[BreachExchange] Data breach covered under commercial general liability policy, court rules

Audrey McNeil audrey at riskbasedsecurity.com
Thu Apr 14 18:52:11 EDT 2016


http://www.ibamag.com/news/data-breach-covered-under-commercial-general-liability-policy-court-rules-30373.aspx

A Monday court decision added a significant victory for insurance
policyholders to an issue with very little existing case law.

In an unpublished opinion, a panel of the Fourth Circuit ruled that
Travelers Co. must defend medical records company Portal Healthcare against
a claim that its failure to properly secure servers lead to a data breach
in which unauthorized users were given access to private records.

Travelers must settle the claim under the commercial general liability
policy it extended to Portal Healthcare, the panel said.

The ruling echoed the verdict of a Virginia district court, which held in
August 2014 that CGL policies provide coverage for a data breach.

The case in question involved patient records from Portal Healthcare being
published on the Internet and made searchable by different search engines.
Portal sought coverage under two policies which would require “Travelers to
pay sums Portal becomes legally obligated to pay as damages because of
injury arising from the ‘electronic publication of material that…gives
unreasonable publicity to a person’s private life’ or the publication of
material that ‘discloses information about a persona’s private life.’”

Travelers and Portal disputed whether there was such injury, and what
constituted “publication.”
Insurance companies have largely exempted coverage for data security
breaches under new CGL policies, preferring to address those risks through
specific cyber liability policies. However, the question of whether
coverage exists for cyber incidents under older policies without such
exclusions is still being decided in the courts.

The insurance industry followed the issue closely, with two industry groups
filing amicus briefs supporting Travelers’ appeal.

The American Insurance Association and the Complex Insurance Claims
Litigation Association said that coverage for cyber claims “can’t be
shoehorned” into standard CGL policy terms and said a “separate, robust”
market exists for problems like those faced by Portal.

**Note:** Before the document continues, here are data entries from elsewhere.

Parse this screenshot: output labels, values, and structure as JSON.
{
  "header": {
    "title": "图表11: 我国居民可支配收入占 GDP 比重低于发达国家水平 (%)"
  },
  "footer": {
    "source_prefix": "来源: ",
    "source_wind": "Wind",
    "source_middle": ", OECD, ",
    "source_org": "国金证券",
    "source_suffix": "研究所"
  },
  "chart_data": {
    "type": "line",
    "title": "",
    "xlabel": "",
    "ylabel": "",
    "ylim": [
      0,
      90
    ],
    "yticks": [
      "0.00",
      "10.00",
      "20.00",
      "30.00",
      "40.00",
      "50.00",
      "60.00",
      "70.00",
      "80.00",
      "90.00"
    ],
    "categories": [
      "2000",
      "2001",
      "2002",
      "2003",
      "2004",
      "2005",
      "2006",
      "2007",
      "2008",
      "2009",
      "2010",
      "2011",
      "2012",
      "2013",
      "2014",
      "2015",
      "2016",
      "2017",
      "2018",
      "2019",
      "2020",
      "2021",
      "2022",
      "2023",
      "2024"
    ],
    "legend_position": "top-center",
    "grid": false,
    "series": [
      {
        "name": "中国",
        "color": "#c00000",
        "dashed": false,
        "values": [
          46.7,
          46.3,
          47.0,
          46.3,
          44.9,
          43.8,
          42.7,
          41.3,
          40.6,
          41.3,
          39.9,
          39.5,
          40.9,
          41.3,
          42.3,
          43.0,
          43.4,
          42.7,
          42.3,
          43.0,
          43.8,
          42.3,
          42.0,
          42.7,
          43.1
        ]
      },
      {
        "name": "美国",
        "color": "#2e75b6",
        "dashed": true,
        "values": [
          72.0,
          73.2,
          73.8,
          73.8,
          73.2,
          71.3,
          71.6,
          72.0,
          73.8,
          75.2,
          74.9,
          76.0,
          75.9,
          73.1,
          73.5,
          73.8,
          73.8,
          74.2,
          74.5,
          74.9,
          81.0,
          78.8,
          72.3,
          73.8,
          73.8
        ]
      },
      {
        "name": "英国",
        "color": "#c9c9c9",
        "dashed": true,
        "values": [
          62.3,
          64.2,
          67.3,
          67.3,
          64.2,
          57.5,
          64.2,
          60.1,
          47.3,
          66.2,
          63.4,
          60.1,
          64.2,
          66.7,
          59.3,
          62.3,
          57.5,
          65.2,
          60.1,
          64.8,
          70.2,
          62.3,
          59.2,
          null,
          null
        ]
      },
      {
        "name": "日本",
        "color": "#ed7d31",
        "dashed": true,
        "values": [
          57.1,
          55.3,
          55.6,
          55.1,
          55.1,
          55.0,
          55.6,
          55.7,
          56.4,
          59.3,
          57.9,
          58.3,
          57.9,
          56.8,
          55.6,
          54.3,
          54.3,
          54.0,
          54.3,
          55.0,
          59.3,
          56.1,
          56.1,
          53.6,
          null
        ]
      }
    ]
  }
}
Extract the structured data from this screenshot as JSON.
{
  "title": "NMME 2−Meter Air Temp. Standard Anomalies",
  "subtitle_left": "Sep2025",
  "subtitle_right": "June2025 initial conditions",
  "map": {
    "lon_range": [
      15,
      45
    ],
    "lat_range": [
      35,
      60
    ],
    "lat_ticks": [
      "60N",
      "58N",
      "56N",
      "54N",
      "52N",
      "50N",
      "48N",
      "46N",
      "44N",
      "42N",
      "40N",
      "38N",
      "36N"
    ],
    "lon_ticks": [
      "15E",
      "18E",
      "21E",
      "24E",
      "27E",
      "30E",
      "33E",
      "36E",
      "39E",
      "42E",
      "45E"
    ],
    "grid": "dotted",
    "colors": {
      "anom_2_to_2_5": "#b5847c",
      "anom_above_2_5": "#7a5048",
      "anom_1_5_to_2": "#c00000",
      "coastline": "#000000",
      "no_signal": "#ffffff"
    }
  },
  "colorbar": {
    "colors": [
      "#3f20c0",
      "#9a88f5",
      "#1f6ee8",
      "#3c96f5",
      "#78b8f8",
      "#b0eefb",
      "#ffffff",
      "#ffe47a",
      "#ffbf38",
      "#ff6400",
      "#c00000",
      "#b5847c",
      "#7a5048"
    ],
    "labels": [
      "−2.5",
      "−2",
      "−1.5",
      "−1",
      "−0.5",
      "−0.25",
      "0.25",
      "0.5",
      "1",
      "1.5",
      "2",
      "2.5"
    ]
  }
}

By affirming the district court’s decision, the trade groups wared the
Fourth Circuit would “undermine the certainty and predictability” intrinsic
to the functioning of insurance markets.

Attorneys defending Portal, however, argued that the existence of a cyber
insurance market is irrelevant because the district court found room for
coverage in the language of the Travelers policy.

“If a [general liability] insurer wants to push this type of risk into the
cyber insurance realm, it needs to be clearer,” said attorney Tyler Gerking.

Portal held two policies with Travelers covering electronic publication of
certain materials from January 2012 to January 2014, court documents show.